Para as eleições legislativas de 13 de março, a Missão de Observação Eleitoral (OEM), juntamente com a Fundação Grupo de Apoio e Ação de Pessoas Trans (GAAT) e o Caribe Afirmativo (CA), realizou o primeiro exercício para observar a aplicação do Protocolo para Garantir e Proteger o Direito de Voto de Cidadãos trans (Resolução CNE 3480 de 2020)”. Essa observação, detalha o relatório, “é uma das primeiras na América Latina e teve uma implantação de 40 cidadãos transgêneros”.
O documento que apresenta o balanço do que aconteceu naquele dia destaca que, embora tenha havido um evento histórico no país, também se destacaram algumas das deficiências que tornaram a aproximação das urnas mais complicada. Este processo de observação sobre o cumprimento do Protocolo foi realizado nos departamentos de Antioquia, Caqueta, Atlántico, Nariño, Arauca, Magdalena, Norte de Santander, Cesar e o Distrito Capital de Bogotá.
Alejandra Barrios, diretora da EOM, enfatizou que “por se tratar de um exercício de auto-observação, os resultados indicaram que todos os 40 observadores puderam votar, o que acreditamos ser, por si só, uma conquista, já que para alguns deles foi a primeira vez que exerceram seu direito de voto”. Embora seja positivo para a OEM que o Escritório do Registrador tenha incluído em seus treinamentos de inclusão júris e delegados para entender o Protocolo de Votação Trans, reconhece-se que esse processo deve ser reforçado para ocasiões futuras.
Essa necessidade surge depois que os observadores do processo mostraram que alguns membros das autoridades eleitorais não tinham conhecimento completo do conteúdo do Protocolo e não estavam claros sobre o que responder quando questionados sobre o treinamento que haviam recebido anteriormente. Um terço dos júris eleitorais, enfatiza a EOM, indicou que eles não estavam cientes do assunto, e pouco menos da metade dos delegados e testemunhas eleitorais do secretário alegou que eles tinham a mesma lacuna em seu conhecimento.

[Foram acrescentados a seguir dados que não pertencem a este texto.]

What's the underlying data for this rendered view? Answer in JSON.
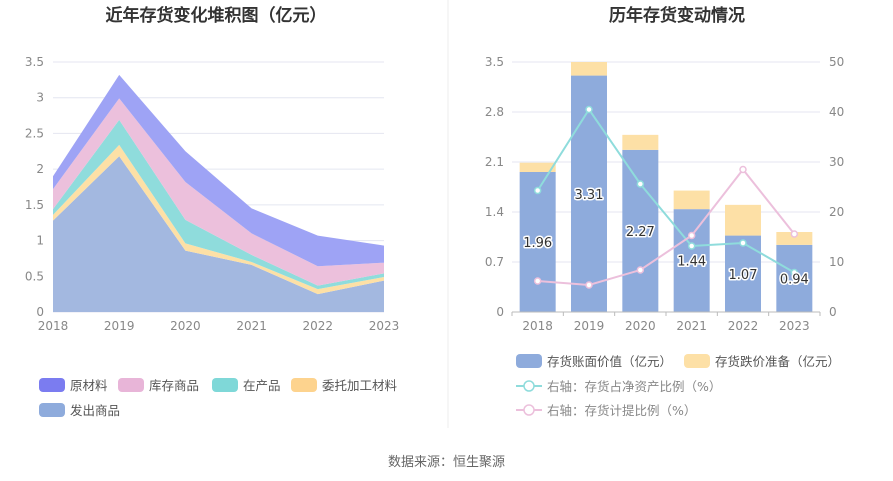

Mais de metade dos funcionários dos tribunais, responsáveis por receber denúncias e denúncias sobre a negação do direito de voto por parte dos cidadãos, disseram que também não tinham ideia do 'Protocolo para Garantir e Proteger o Direito de Voto dos Cidadãos Trans (Resolução CNE 3480 de 2020) '.
No que diz respeito à publicação de peças informativas do Protocolo nas assembleias de voto, ficou evidente que 66 por cento estavam ausentes. A EOM garante que quase metade dos observadores trans, ainda usando crachás de representação da OEM e se apresentando como observadores eleitorais, enfrentou o descumprimento do Protocolo, o que, portanto, dificultou seu direito de voto.
Entre as violações estavam: a falta de localização das fileiras daqueles que queriam exercer seu direito de voto; buscas realizadas de forma irregular por policiais que não são do gênero indicado pela pessoa trans, desrespeitando sua identidade de gênero e consentimento; atos de negação de sua identidade, como usar pronomes incorretos ou chamá-los por seus “nomes mortos”; tratamento hostil e respostas por diferentes autoridades ao realizar seu trabalho de observação e olhares intrusivos, tratamento agressivo ou negação de sua identidade por júris votantes.
“Este é apenas um primeiro passo para fortalecer sua participação política como população”, disse Alelí Chaparro Amaya, membro do Observatório de Gênero da EOM, para quem, além disso. “É essencial que as autoridades eleitorais e de segurança treinem seus funcionários em conformidade com o Protocolo e que processos de conscientização contínua do respeito aos direitos humanos das pessoas trans sejam realizados”, acrescentou.
O convite de Chaparro Amaya é dirigido a pessoas com experiência de vida trans para se juntarem como observadores para as eleições presidenciais. Essa chamada estará aberta até 18 de abril de 2022.